La articulación con la jurisprudencia es directa. La Suprema Corte exige que la imputación se construya sobre la participación real. El artículo 95 atribuye responsabilidad precisamente a quien participa realmente. No hay contradicción entre el criterio y la imputación al socio: el criterio es su fundamento.
5. El límite que también es advertencia
El mismo principio de culpabilidad que habilita la imputación al socio que participó prohíbe la imputación al socio por su sola calidad de socio. Quien pretenda atribuir responsabilidad penal a un accionista por el solo hecho de tener acciones o partes sociales reproduce, en espejo, el vicio de imputación objetiva que la Suprema Corte declaró inconstitucional. La acusación que no acredite participación dolosa o culposa será desestimada con apoyo en la misma jurisprudencia que se invoca a favor.
El límite tiene una cara defensiva y una acusatoria. Para quien defiende a un socio genuinamente ajeno a la operación, la presunción de inocencia exige prueba de cargo suficiente del título de imputación concreto, y la mera posición societaria no la suministra. Para quien construye la imputación, el centro de gravedad se desplaza de la calidad formal hacia dos extremos probatorios: el control real de la operación, esto es, quién impartía instrucciones y disponía de las cuentas, y el destino del beneficio económico, reconocido por el propio Pleno como elemento relevante para determinar la participación. La trazabilidad del beneficio hacia el patrimonio del socio, documentada mediante pericial contable, es la prueba que desactiva el alegato de ajenidad.

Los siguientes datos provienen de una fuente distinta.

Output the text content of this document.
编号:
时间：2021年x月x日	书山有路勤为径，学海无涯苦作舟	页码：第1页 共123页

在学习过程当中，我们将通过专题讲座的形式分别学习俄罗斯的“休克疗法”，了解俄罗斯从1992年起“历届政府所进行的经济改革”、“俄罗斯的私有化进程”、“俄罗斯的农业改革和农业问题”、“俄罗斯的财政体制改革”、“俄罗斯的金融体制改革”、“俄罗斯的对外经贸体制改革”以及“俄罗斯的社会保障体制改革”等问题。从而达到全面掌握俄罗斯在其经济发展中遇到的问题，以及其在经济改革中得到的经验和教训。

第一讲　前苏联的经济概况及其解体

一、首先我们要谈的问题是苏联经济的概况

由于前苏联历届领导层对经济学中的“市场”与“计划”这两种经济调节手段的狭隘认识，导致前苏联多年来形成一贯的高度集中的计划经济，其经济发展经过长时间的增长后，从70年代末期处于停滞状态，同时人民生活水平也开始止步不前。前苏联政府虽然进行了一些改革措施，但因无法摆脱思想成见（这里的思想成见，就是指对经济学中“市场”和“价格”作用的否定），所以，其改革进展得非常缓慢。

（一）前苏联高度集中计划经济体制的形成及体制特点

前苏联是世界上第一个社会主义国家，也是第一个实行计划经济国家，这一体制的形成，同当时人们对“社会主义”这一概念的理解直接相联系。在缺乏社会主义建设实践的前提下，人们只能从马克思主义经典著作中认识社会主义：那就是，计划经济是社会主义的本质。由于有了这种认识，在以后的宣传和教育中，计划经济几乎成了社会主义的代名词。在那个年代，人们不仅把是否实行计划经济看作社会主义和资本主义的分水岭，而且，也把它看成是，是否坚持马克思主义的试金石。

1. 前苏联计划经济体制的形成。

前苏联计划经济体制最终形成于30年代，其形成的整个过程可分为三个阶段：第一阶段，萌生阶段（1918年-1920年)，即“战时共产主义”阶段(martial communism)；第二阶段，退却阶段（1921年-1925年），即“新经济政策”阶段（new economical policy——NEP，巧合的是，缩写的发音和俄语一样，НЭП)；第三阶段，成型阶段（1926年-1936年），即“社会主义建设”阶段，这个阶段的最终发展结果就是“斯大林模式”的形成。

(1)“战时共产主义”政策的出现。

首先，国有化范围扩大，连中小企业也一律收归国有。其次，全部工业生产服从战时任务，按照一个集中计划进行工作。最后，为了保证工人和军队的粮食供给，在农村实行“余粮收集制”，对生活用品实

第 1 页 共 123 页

La lección, finalmente, es que la responsabilidad penal en los delitos fiscales sigue al dominio del hecho. El cargo de representante no es título suficiente de imputación ni de exclusión. El prestanombres no es refugio. El socio que controla la operación o se beneficia de ella responde, y la jurisprudencia que algunos invocan como protección es, frente a él, exactamente lo contrario.
Fuentes
Suprema Corte de Justicia de la Nación. Acción de inconstitucionalidad 157/2024. Pleno. Resuelta el 13 de octubre de 2025, por unanimidad de nueve votos. Ponente: Yasmín Esquivel Mossa.
Suprema Corte de Justicia de la Nación. Tesis P./J. 102/2026 (12a.), "Principio de culpabilidad en materia penal. Lo vulnera la norma que establece responsabilidad sólo al representante legal de una persona moral por la comisión de delitos fiscales, con independencia de la que pudieran tener los socios." Registro digital 2032206. Semanario Judicial de la Federación, Duodécima Época.

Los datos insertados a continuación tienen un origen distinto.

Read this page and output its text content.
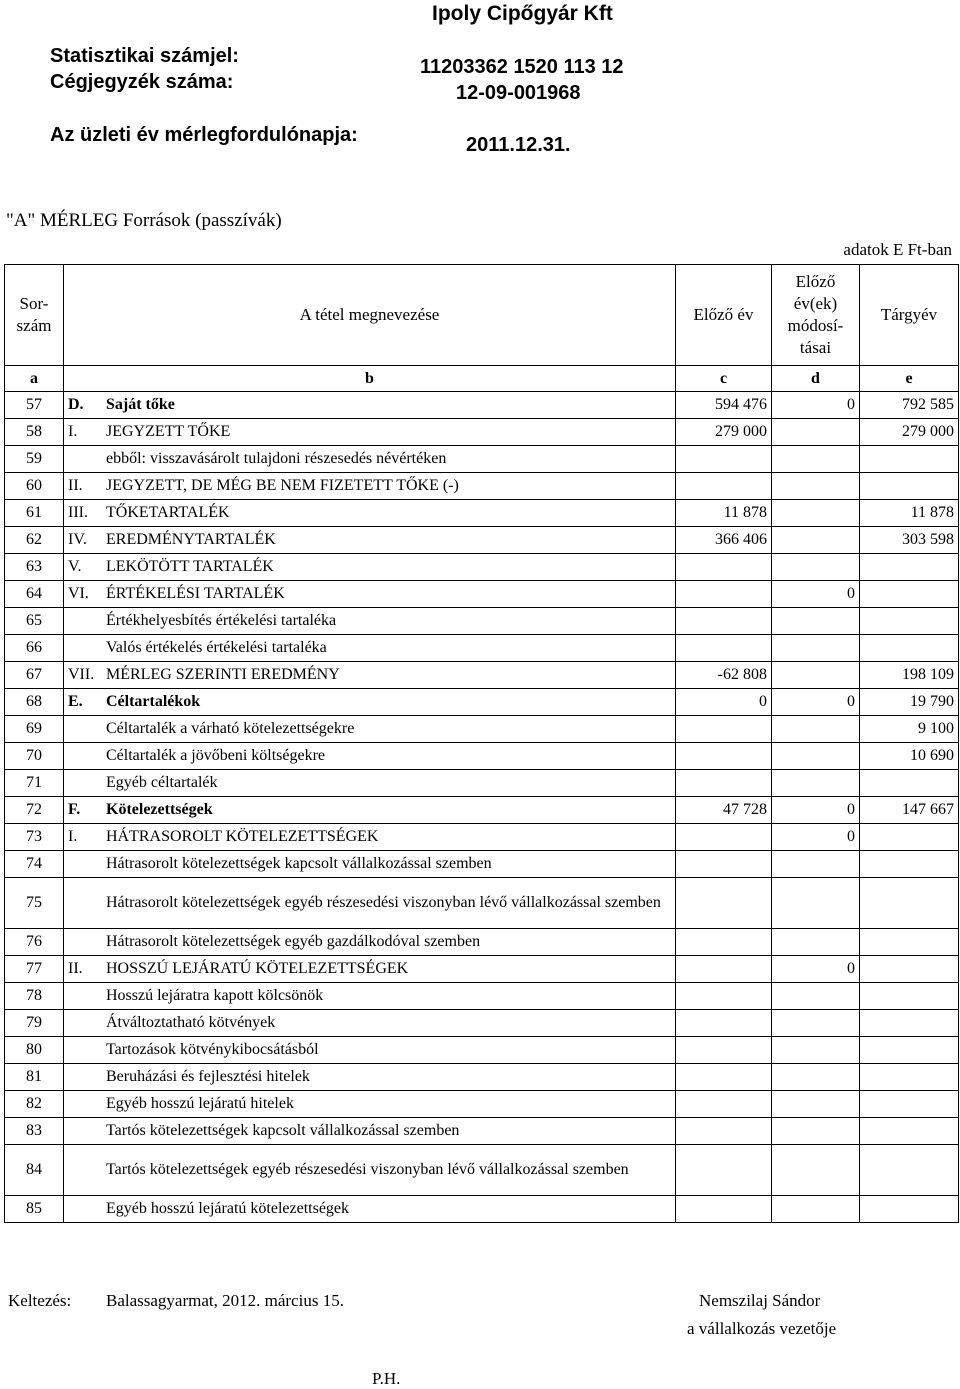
Ipoly Cipőgyár Kft
Statisztikai számjel:
Cégjegyzék száma:
11203362 1520 113 12
12-09-001968
Az üzleti év mérlegfordulónapja:	2011.12.31.
"A" MÉRLEG Források (passzívák)
adatok E Ft-ban
Sor-
szám	A tétel megnevezése	Előző év	Előző
év(ek)
módosí-
tásai	Tárgyév
a	b	c	d	e
57	D. Saját tőke	594 476	0	792 585
58	I. JEGYZETT TŐKE	279 000		279 000
59	ebből: visszavásárolt tulajdoni részesedés névértéken			

60	II. JEGYZETT, DE MÉG BE NEM FIZETETT TŐKE (-)			

61	III. TŐKETARTALÉK	11 878		11 878
62	IV. EREDMÉNYTARTALÉK	366 406		303 598
63	V. LEKÖTÖTT TARTALÉK			

64	VI. ÉRTÉKELÉSI TARTALÉK		0	
65	Értékhelyesbítés értékelési tartaléka			

66	Valós értékelés értékelési tartaléka			

67	VII. MÉRLEG SZERINTI EREDMÉNY	-62 808		198 109
68	E. Céltartalékok	0	0	19 790
69	Céltartalék a várható kötelezettségekre			9 100
70	Céltartalék a jövőbeni költségekre			10 690
71	Egyéb céltartalék			

72	F. Kötelezettségek	47 728	0	147 667
73	I. HÁTRASOROLT KÖTELEZETTSÉGEK		0	
74	Hátrasorolt kötelezettségek kapcsolt vállalkozással szemben			

75	Hátrasorolt kötelezettségek egyéb részesedési viszonyban lévő vállalkozással szemben			

76	Hátrasorolt kötelezettségek egyéb gazdálkodóval szemben			

77	II. HOSSZÚ LEJÁRATÚ KÖTELEZETTSÉGEK		0	
78	Hosszú lejáratra kapott kölcsönök			

79	Átváltoztatható kötvények			

80	Tartozások kötvénykibocsátásból			

81	Beruházási és fejlesztési hitelek			

82	Egyéb hosszú lejáratú hitelek			

83	Tartós kötelezettségek kapcsolt vállalkozással szemben			

84	Tartós kötelezettségek egyéb részesedési viszonyban lévő vállalkozással szemben			

85	Egyéb hosszú lejáratú kötelezettségek			

Keltezés: Balassagyarmat, 2012. március 15.	Nemszilaj Sándor
a vállalkozás vezetője
P.H.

Constitución Política de los Estados Unidos Mexicanos, artículo 22, párrafo primero. Diario Oficial de la Federación, reforma de 18 de junio de 2008.
Código Fiscal de la Federación, artículos 92 y 95. Texto vigente.
Código Nacional de Procedimientos Penales, artículos 410, 421, 422 y 425. Diario Oficial de la Federación, reforma de 17 de junio de 2016.